Ancak tatmin olmamıştı, farklı bir düşünce Horikita’nın aklında filizlenmeye başladı.
“Kushida-san gibi sınıftaki herkes tarafından sevilen biri olsaydım, onu harekete geçirebilir miydim merak ediyorum.”
“Bilmem. Ama onun, Kushida ya da Hirata gibi kişiler tarafından ikna edileceğini sanmıyorum.“
İkisi de baştan beri Kouenji’yi zorla ikna etmeye çalışmadı. Sonuçta yalandan bile olsa hasta olduğunu söyleyen birisine yalan söylediğini ima ederek zorlayamazlardı.
” ‘Kushida gibi olsaydım’ gibi bir şey diyeceğini hiç düşünmezdim.”
“Ondan hiç nefret etmedim ki. Bil diye söylüyorum..”
Sohbetin akışıyla ağzından söylememesi gerek bir şey söylediğin fark eden Horikita, hemen son bir cümleyle konuşmayı kapattı.
“Az önce söylediklerimi unut.”
Bunu söyleyerek konuşmayı bitirdi. Sonra da yakında başlayacak olan 3. sınıfların yarışlarına baktı.
O hem D sınıfına endişeleniyordu hem de abisine.
Tabii ki, öğrenci konseyi başkanı olan abisi, kız kardeşinin duygularından hiçbir şekilde etkilenmiyordu.
İkinci grupta yer alan Horika’nın abisi, 1. oldu.
“Tahmin ettiğimden hızlıymış.” diye yorum yaptım.
“Çünkü abim mükemmel birisi. Ne yaparsa yapsın her zaman bir numaradır.”
Bu bir övgüden çok gerçek gibiydi.
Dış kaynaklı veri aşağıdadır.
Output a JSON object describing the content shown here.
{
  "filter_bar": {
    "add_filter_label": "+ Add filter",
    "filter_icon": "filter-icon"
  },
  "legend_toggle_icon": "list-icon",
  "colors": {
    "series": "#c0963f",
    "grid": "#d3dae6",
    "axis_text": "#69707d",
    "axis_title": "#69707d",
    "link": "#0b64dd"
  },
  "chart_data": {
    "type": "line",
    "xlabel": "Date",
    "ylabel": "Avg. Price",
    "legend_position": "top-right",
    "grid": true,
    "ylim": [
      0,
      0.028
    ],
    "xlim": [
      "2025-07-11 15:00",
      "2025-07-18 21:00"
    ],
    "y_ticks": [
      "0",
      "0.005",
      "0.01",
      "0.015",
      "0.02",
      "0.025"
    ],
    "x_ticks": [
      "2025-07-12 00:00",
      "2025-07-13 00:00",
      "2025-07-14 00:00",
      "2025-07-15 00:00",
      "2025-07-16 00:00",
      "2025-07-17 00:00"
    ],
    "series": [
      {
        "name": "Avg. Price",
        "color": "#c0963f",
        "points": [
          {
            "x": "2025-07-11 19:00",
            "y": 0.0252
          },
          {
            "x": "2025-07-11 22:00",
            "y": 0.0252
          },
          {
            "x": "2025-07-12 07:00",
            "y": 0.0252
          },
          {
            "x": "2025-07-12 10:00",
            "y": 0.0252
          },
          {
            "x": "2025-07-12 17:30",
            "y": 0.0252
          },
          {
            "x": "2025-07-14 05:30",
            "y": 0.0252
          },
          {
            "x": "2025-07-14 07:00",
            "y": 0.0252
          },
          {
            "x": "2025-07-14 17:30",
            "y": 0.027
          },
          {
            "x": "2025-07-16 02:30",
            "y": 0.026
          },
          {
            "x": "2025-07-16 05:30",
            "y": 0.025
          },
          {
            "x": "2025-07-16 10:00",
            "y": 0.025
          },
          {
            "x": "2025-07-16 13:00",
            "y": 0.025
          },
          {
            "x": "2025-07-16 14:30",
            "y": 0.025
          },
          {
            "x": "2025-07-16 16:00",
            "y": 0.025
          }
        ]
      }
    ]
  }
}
Tüm okul yılları 100 metre yarışı bitirdiğinde, sonuçların sayımı başladı.
Bir sonraki yarışma başlamadan önce Kırmızı ve Beyaz Takımların ilk puanları açıklandı.
Kırmızı Takım: 2011 puan
Beyaz Takım: 1891 puan
Yarışmalar yeni başlamasına rağmen Kırmızı Takım baskın görünüyordu.
[1] : İlk paragraflarda anlatılan yarışma sıralaması ile yarışma farklı sıralarda gerçekleşti. Arada ekstra bir şeyler yaşandı mı bilmiyorum. (bahsedilen mola gibi) Bu bölümde ekstra bir bilgi yoktu. Sonraki bölümlerde açıklanabilir diye orijinal haline bağlı kalındı. İngilizce çeviride hata da olabilir. Böyle bir durum söz konusuysa, çeviri düzelecektir.